Chicago-based Stoltmann Law Offices represents investors nationwide on a contingency fee basis who’ve been victimized by Ponzi schemes. One of the most notorious Ponzi schemes in recent years involved Horizon Private Equity, which bilked some $110 million from 400 investors. The operators of the scheme have been sued by investors in a class action lawsuit, but some investors have viable individual claims to pursue against Oppenheimer through FINRA Arbitration. The fund was sold by brokers at Oppenheimer.

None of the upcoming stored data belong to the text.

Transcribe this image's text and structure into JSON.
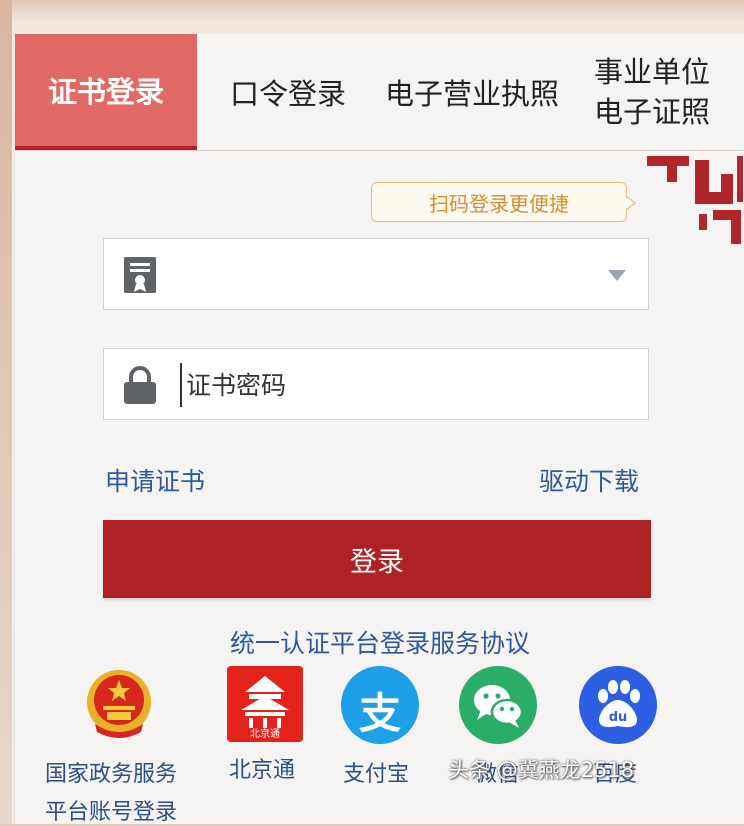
{
  "tabs": {
    "cert_login": "证书登录",
    "password_login": "口令登录",
    "e_license": "电子营业执照",
    "institution_line1": "事业单位",
    "institution_line2": "电子证照"
  },
  "qr_tip": "扫码登录更便捷",
  "form": {
    "cert_select_value": "",
    "password_placeholder": "证书密码",
    "apply_cert": "申请证书",
    "driver_download": "驱动下载",
    "login_button": "登录",
    "agreement": "统一认证平台登录服务协议"
  },
  "third_party": {
    "gov_line1": "国家政务服务",
    "gov_line2": "平台账号登录",
    "beijing": "北京通",
    "beijing_badge": "北京通",
    "alipay": "支付宝",
    "alipay_glyph": "支",
    "wechat": "微信",
    "baidu": "百度",
    "baidu_glyph": "du"
  },
  "watermark": "头条 @冀燕龙2518",
  "colors": {
    "accent_red": "#ad2222",
    "tab_active": "#e16a66",
    "link_blue": "#2c5a9a",
    "alipay_blue": "#1ea0e8",
    "wechat_green": "#2aae67",
    "baidu_blue": "#2d5fe5"
  },
  "icons": {
    "cert": "certificate-icon",
    "lock": "lock-icon",
    "select_caret": "triangle-down-icon",
    "qr": "qr-corner-icon"
  }
}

An investor class-action suit claims “Oppenheimer management, from 2008 through December 31, 2016, actively aided” John J. Woods (the lead seller for Horizon); his brother, defendant James Wallace Woods; and their cousin, defendant Michael J. Mooney, each a financial adviser at the firm, with funneling investor money into Horizon.” The Horizon scheme “continued to raise money from unsuspecting investors through Southport Capital, a registered investment advisory firm, for nearly five more years,” the suit alleges. The alleged Ponzi scheme, according to the suit, “made no significant profits from legitimate investments, and `returns’ to investors came instead from new investor money.”
On August 20 2021, the U.S. Securities and Exchange Commission (SEC) filed an emergency action against Woods, Southport Capital and Horizon Private Equity, III, LLC for “alleged violations of federal securities fraud, with the intent of freezing the parties’ assets, appointing a receiver and gaining a full accounting of the finances involved.”